Não tenham dúvidas, por exemplo, que os quatro assassinos irão reivindicar – na verdade, exigir – o que entendem serem seus direitos. Exigirão, no mínimo, a assistência de um defensor no julgamento a que serão submetidos, como se a atrocidade que cometeram fosse defensável. Ainda assim... serão defendidos. Se algum deles for menor de idade, por seu turno, exigirá ser tratado com base nas normas do Estatuto da Criança e do Adolescente. Provavelmente será “albergado” numa dessas tantas casas eufemisticamente tratadas como de “recuperação” (e elas recuperam alguém?) destinadas a menores infratores. Logo estará livre, talvez dentro de alguns irrisórios meses, se não semanas, de novo na rua, podendo praticar atrocidades semelhantes, quando não piores, à de que participou com os comparsas.

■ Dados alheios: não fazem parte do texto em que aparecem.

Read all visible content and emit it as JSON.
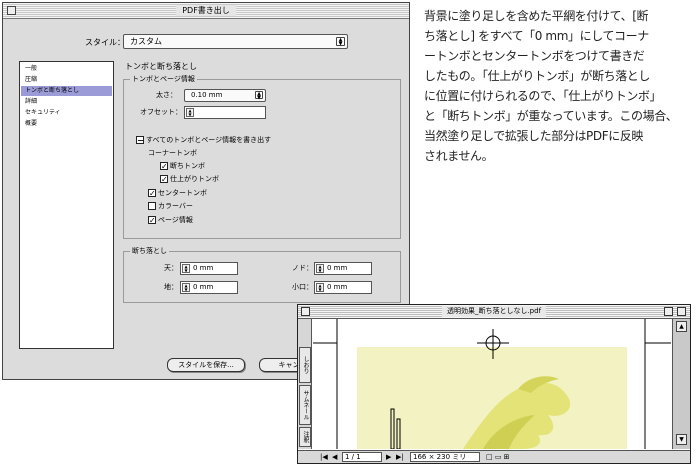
{
  "dialog": {
    "title": "PDF書き出し",
    "style_label": "スタイル：",
    "style_value": "カスタム",
    "nav_items": [
      {
        "label": "一般",
        "selected": false
      },
      {
        "label": "圧縮",
        "selected": false
      },
      {
        "label": "トンボと断ち落とし",
        "selected": true
      },
      {
        "label": "詳細",
        "selected": false
      },
      {
        "label": "セキュリティ",
        "selected": false
      },
      {
        "label": "概要",
        "selected": false
      }
    ],
    "section_title": "トンボと断ち落とし",
    "marks_group": {
      "title": "トンボとページ情報",
      "weight_label": "太さ：",
      "weight_value": "0.10 mm",
      "offset_label": "オフセット：",
      "all_marks_label": "すべてのトンボとページ情報を書き出す",
      "corner_label": "コーナートンボ",
      "crop_marks_label": "断ちトンボ",
      "trim_marks_label": "仕上がりトンボ",
      "registration_marks_label": "センタートンボ",
      "color_bars_label": "カラーバー",
      "page_info_label": "ページ情報"
    },
    "bleed_group": {
      "title": "断ち落とし",
      "top_label": "天：",
      "top_value": "0 mm",
      "bottom_label": "地：",
      "bottom_value": "0 mm",
      "inside_label": "ノド：",
      "inside_value": "0 mm",
      "outside_label": "小口：",
      "outside_value": "0 mm"
    },
    "save_style_button": "スタイルを保存...",
    "cancel_button": "キャン"
  },
  "article": {
    "lines": [
      "背景に塗り足しを含めた平網を付けて、[断",
      "ち落とし] をすべて「0 mm」にしてコーナ",
      "ートンボとセンタートンボをつけて書きだ",
      "したもの。「仕上がりトンボ」が断ち落とし",
      "に位置に付けられるので、「仕上がりトンボ」",
      "と「断ちトンボ」が重なっています。この場合、",
      "当然塗り足しで拡張した部分はPDFに反映",
      "されません。"
    ]
  },
  "preview": {
    "title": "透明効果_断ち落としなし.pdf",
    "side_tabs": [
      "しおり",
      "サムネール",
      "注釈"
    ],
    "page_indicator": "1 / 1",
    "page_size": "166 × 230 ミリ"
  }
}
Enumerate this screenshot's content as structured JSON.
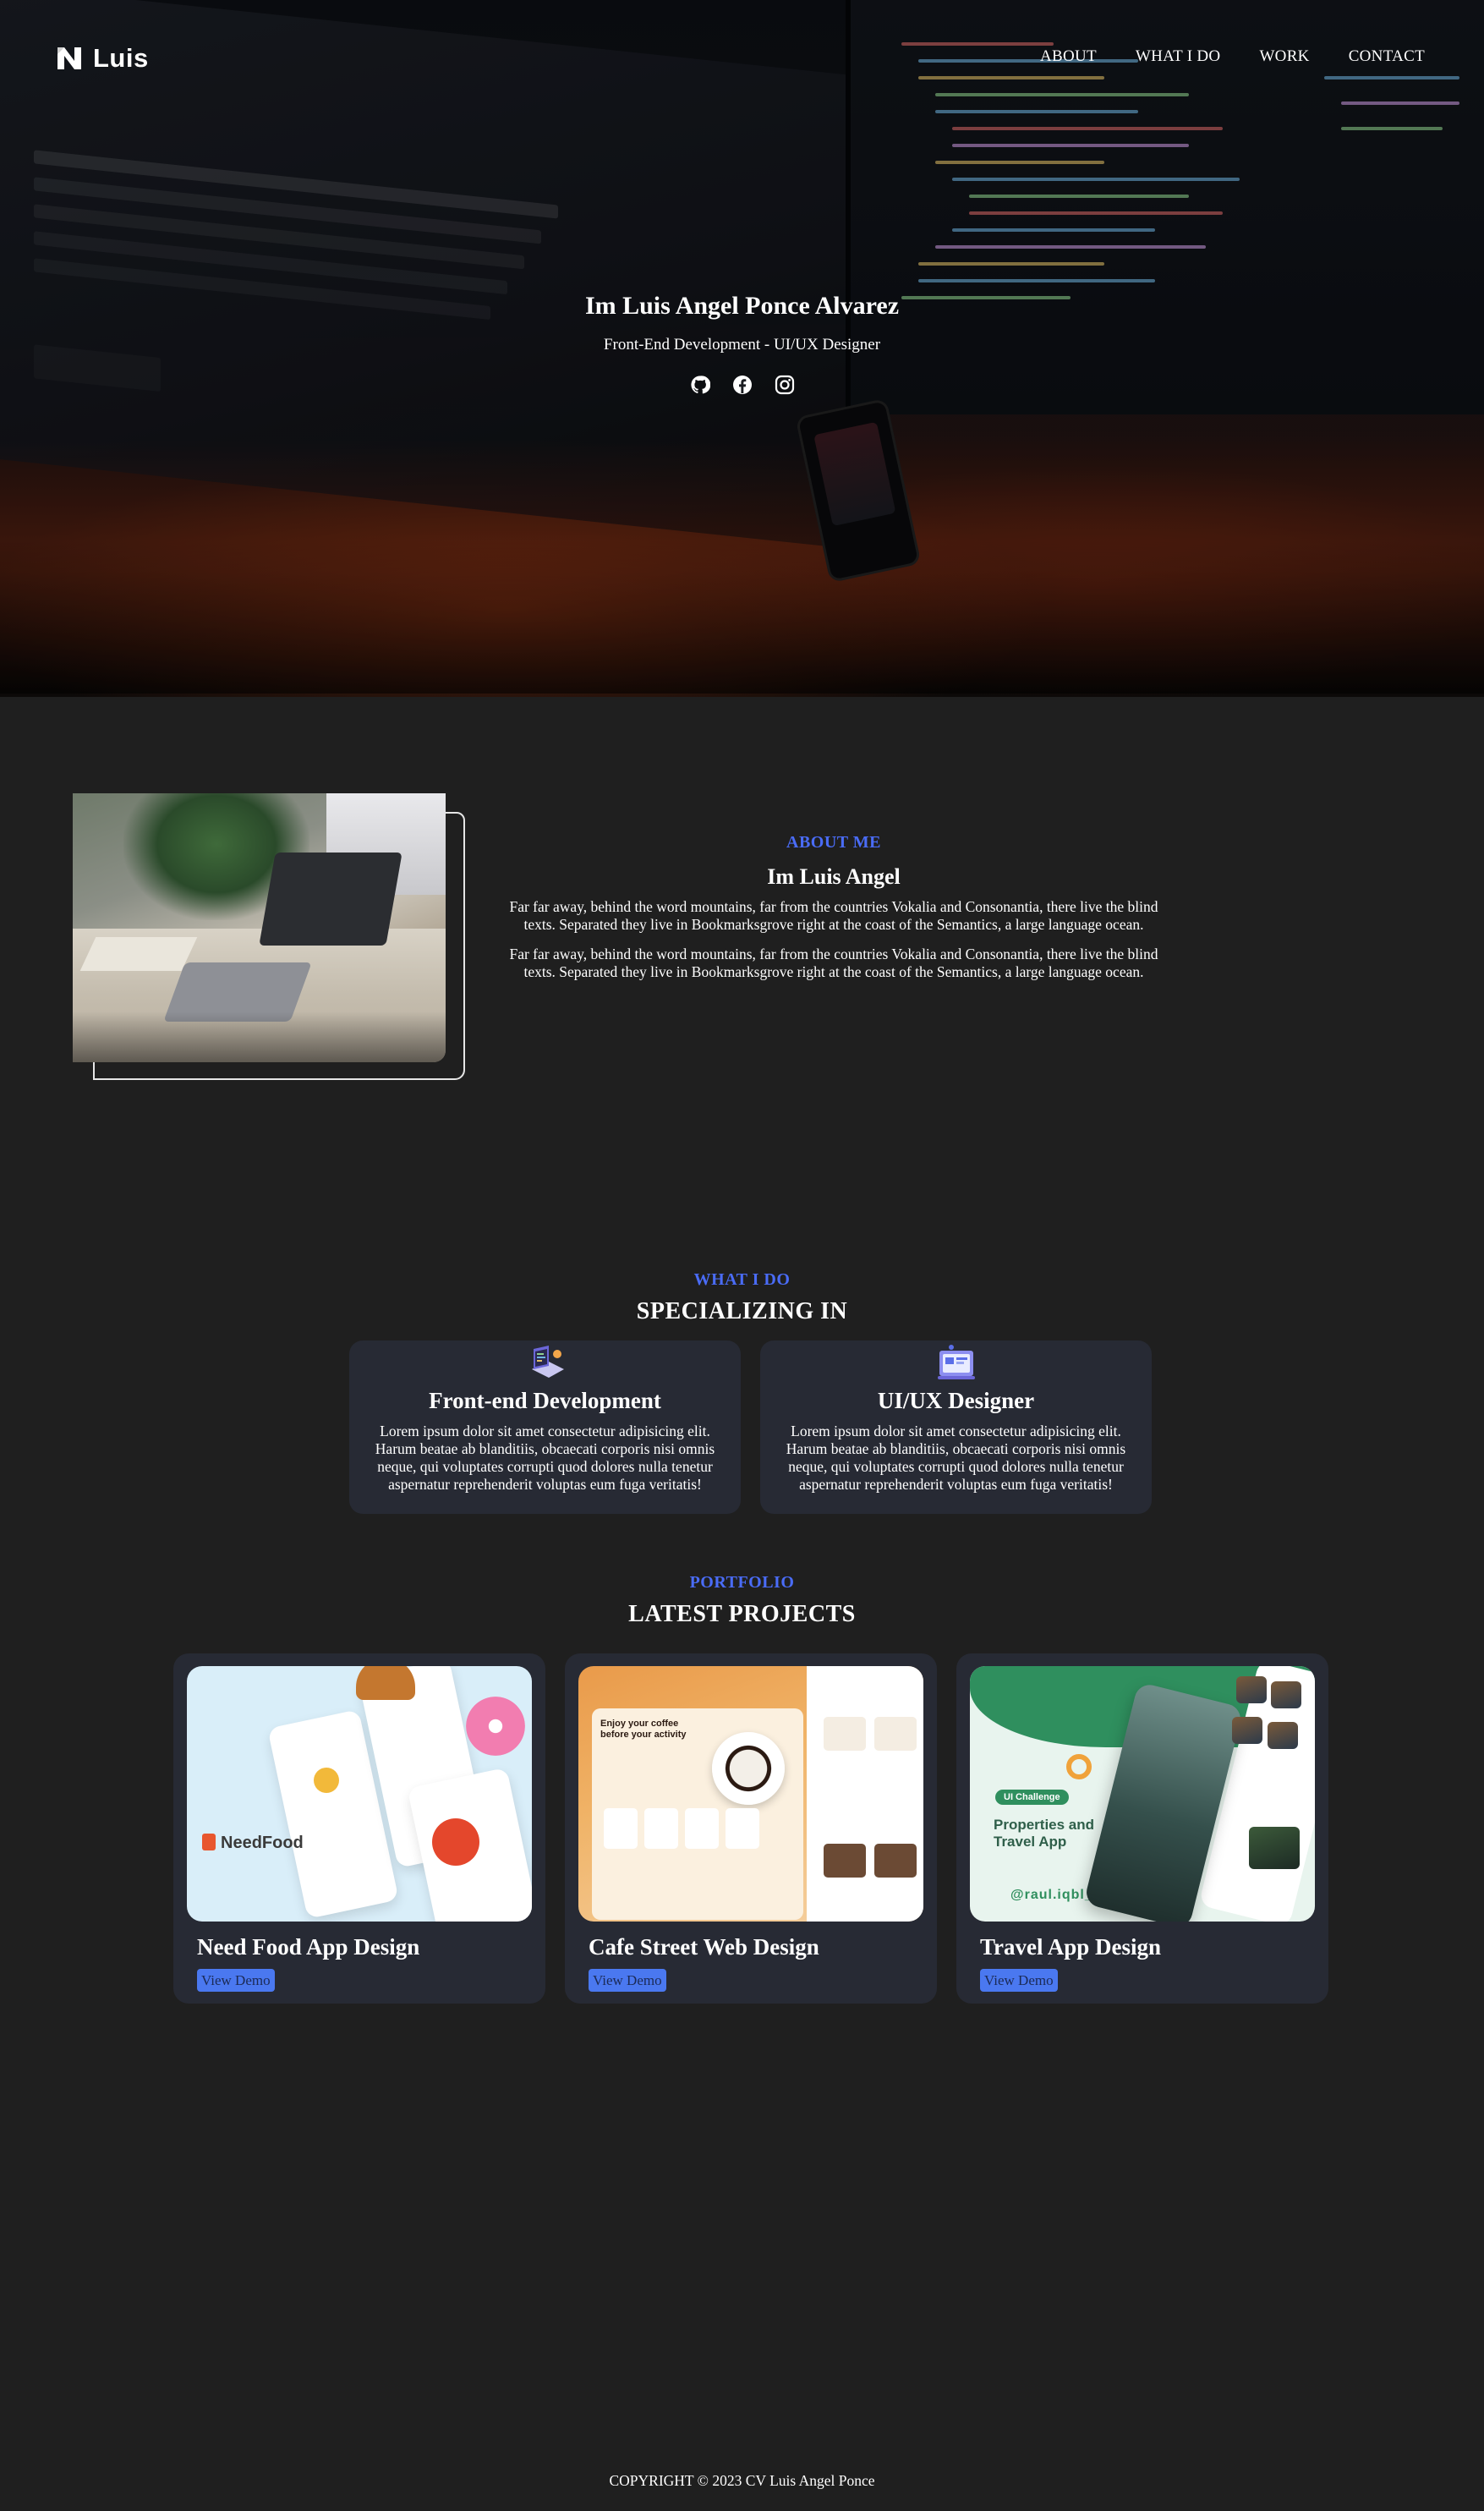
{
  "nav": {
    "logo_text": "Luis",
    "links": [
      "ABOUT",
      "WHAT I DO",
      "WORK",
      "CONTACT"
    ]
  },
  "hero": {
    "title": "Im Luis Angel Ponce Alvarez",
    "subtitle": "Front-End Development - UI/UX Designer",
    "socials": [
      "github-icon",
      "facebook-icon",
      "instagram-icon"
    ]
  },
  "about": {
    "kicker": "ABOUT ME",
    "name": "Im Luis Angel",
    "paragraphs": [
      "Far far away, behind the word mountains, far from the countries Vokalia and Consonantia, there live the blind texts. Separated they live in Bookmarksgrove right at the coast of the Semantics, a large language ocean.",
      "Far far away, behind the word mountains, far from the countries Vokalia and Consonantia, there live the blind texts. Separated they live in Bookmarksgrove right at the coast of the Semantics, a large language ocean."
    ]
  },
  "services": {
    "kicker": "WHAT I DO",
    "title": "SPECIALIZING IN",
    "items": [
      {
        "icon": "laptop-code-icon",
        "title": "Front-end Development",
        "description": "Lorem ipsum dolor sit amet consectetur adipisicing elit. Harum beatae ab blanditiis, obcaecati corporis nisi omnis neque, qui voluptates corrupti quod dolores nulla tenetur aspernatur reprehenderit voluptas eum fuga veritatis!"
      },
      {
        "icon": "design-board-icon",
        "title": "UI/UX Designer",
        "description": "Lorem ipsum dolor sit amet consectetur adipisicing elit. Harum beatae ab blanditiis, obcaecati corporis nisi omnis neque, qui voluptates corrupti quod dolores nulla tenetur aspernatur reprehenderit voluptas eum fuga veritatis!"
      }
    ]
  },
  "projects": {
    "kicker": "PORTFOLIO",
    "title": "LATEST PROJECTS",
    "items": [
      {
        "title": "Need Food App Design",
        "button": "View Demo",
        "thumb_texts": {
          "brand": "NeedFood"
        }
      },
      {
        "title": "Cafe Street Web Design",
        "button": "View Demo",
        "thumb_texts": {
          "heading": "Enjoy your coffee before your activity"
        }
      },
      {
        "title": "Travel App Design",
        "button": "View Demo",
        "thumb_texts": {
          "badge": "UI Challenge",
          "heading": "Properties and Travel App",
          "handle": "@raul.iqbl_"
        }
      }
    ]
  },
  "footer": {
    "copyright": "COPYRIGHT © 2023 CV Luis Angel Ponce"
  },
  "colors": {
    "page_background": "#1f1f1f",
    "card_background": "#272a34",
    "accent": "#4a6cf7",
    "button": "#4a78f0"
  }
}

É diante de casos como este que a minha convicção contrária à pena de morte balança. E não se trata, infelizmente, de episódio raro. Muito pelo contrário! Não passa uma única semana sem que crimes como este, ou mais graves, aconteçam, sem que haja formas eficazes de prevenção. E olhem que estou citando, apenas, uma ocorrência acontecida em apenas uma cidade e do Brasil. Quantos casos de idêntica gravidade (ou piores) não acontecem a cada dia em tantas outras partes do País? E no mundo? São tantos, que se faz impossível contabilizar todos, ou mesmo os mais perversos. Fossem enredos de algum escritor de ficção seriam tidos e havidos como inverossímeis. Mas é a dura e inflexível realidade que dá, infelizmente, de dez a zero na mais brutal e horrorosa fantasia! O teor do romance “Crime e castigo”, de Fedor Dostoievski, é conto da carochinha se comparado ao assassinato da dentista em São Bernardo do Campo. Pobre humanidade!